Now, don’t get me wrong. My complaints about Obama are not that he is too bipartisan or too centrist. I am at bottom a weak-tea Dewey-Eisenhower-Rockefeller social democrat – that is, with a small “s” and a small “d.” My complaints are that he is not technocratic enough, that he is pursuing the chimera of “bipartisanship” too far, and that, as a result, many of his policies will not work well, or at all.


And, that brings us back to Mike Lux and Stan Greenberg's poll, which has Democrats, even in Democratic districts, deeply depressed, and Republicans, while foaming at the mouth like mad dogs, enthusiastic.

Obama achieved power in 2008 by shifting a small, but critical slice of secular, conservative Republicans into the Democratic coalition. It represented a big chunk of money, because financial sector bigwigs were a big part of the slice, and it resulted in several Republicans in key posts in Obama's cabinet -- Defense Secretary and Transporation Secretary, most prominently.
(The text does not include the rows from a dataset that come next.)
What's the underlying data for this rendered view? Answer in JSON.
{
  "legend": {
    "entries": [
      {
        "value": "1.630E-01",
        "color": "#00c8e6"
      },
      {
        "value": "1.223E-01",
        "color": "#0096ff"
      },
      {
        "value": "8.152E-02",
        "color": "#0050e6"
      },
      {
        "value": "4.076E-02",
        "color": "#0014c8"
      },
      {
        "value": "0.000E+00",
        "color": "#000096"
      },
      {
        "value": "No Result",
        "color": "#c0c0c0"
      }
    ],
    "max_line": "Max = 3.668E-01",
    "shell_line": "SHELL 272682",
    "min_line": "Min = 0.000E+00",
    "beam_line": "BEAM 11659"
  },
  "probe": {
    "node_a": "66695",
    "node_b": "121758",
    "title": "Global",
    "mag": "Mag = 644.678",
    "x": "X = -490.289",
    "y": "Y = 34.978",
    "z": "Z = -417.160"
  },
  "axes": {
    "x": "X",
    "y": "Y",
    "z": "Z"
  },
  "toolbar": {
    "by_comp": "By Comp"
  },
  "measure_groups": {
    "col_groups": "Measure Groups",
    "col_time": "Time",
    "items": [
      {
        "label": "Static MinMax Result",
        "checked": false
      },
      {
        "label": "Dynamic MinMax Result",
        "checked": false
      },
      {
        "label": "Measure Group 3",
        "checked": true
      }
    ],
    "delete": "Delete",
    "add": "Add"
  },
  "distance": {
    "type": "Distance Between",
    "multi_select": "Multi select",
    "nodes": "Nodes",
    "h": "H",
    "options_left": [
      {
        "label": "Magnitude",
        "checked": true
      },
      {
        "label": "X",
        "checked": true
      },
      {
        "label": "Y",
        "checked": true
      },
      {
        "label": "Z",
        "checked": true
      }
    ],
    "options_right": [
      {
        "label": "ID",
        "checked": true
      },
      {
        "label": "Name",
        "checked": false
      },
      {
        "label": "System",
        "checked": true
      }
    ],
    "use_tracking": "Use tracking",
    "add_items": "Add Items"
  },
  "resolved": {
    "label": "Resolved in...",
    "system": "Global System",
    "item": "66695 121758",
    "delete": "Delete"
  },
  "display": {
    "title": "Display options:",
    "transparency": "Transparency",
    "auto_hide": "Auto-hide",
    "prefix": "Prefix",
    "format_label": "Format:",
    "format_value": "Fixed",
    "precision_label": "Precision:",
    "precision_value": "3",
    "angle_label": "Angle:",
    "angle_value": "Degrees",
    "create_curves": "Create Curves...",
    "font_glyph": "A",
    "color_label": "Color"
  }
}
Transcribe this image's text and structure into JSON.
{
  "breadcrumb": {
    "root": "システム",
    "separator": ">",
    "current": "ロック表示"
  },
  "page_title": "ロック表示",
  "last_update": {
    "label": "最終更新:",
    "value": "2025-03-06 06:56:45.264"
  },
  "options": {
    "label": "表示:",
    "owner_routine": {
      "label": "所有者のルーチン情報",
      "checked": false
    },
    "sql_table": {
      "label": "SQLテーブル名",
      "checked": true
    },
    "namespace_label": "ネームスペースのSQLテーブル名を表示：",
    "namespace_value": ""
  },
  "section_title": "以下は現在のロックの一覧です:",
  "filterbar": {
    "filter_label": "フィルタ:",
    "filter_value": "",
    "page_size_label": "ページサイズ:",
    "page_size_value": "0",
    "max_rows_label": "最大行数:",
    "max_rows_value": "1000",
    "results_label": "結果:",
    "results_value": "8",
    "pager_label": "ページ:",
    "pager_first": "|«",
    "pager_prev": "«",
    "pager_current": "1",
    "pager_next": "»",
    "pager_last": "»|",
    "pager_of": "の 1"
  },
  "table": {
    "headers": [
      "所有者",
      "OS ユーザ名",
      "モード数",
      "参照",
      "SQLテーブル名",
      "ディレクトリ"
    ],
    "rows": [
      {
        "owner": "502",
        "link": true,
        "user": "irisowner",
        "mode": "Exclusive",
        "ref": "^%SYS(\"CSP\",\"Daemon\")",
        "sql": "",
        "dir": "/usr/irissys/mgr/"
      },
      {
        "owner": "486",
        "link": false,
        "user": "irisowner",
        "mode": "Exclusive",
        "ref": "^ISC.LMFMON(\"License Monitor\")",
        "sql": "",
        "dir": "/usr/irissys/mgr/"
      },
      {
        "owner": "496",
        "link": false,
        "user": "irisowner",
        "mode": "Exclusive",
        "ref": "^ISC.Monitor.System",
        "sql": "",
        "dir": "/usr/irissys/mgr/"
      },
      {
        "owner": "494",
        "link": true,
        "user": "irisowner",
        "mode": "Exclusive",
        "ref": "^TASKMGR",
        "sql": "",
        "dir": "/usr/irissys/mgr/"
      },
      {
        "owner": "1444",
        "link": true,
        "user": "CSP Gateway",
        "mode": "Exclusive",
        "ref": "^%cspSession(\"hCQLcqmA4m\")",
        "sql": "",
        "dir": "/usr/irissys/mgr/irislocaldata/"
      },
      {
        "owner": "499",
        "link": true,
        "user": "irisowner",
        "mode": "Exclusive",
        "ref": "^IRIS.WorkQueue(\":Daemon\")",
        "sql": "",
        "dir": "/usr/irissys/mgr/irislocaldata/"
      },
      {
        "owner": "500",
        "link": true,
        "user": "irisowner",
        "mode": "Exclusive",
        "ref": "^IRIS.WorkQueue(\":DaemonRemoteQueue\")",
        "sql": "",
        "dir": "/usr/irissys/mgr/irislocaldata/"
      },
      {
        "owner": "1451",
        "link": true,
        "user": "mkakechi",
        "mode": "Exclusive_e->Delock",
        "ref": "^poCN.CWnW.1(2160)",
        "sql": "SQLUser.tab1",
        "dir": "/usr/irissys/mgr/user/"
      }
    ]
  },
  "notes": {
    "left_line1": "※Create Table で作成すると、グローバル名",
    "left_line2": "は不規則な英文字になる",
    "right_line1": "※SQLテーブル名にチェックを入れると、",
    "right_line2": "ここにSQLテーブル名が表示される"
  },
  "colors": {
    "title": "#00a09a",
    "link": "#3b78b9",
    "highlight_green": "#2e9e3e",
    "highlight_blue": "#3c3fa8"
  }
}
It wasn't a campaign strategy or a coalition strategy, which required anyone to change his mind about anything. It wasn't based on George W. Bush and the Republican Party being wrong; it was based on George W. Bush being incompetent.

Obama's governance has followed, on the same, faulty premise -- that Bush policy, well-executed, would be some kind of ideal. The Democratic Party has not been able to offer the electorate an alternative, or to articulate an alternative philosophy or to enact substantive change.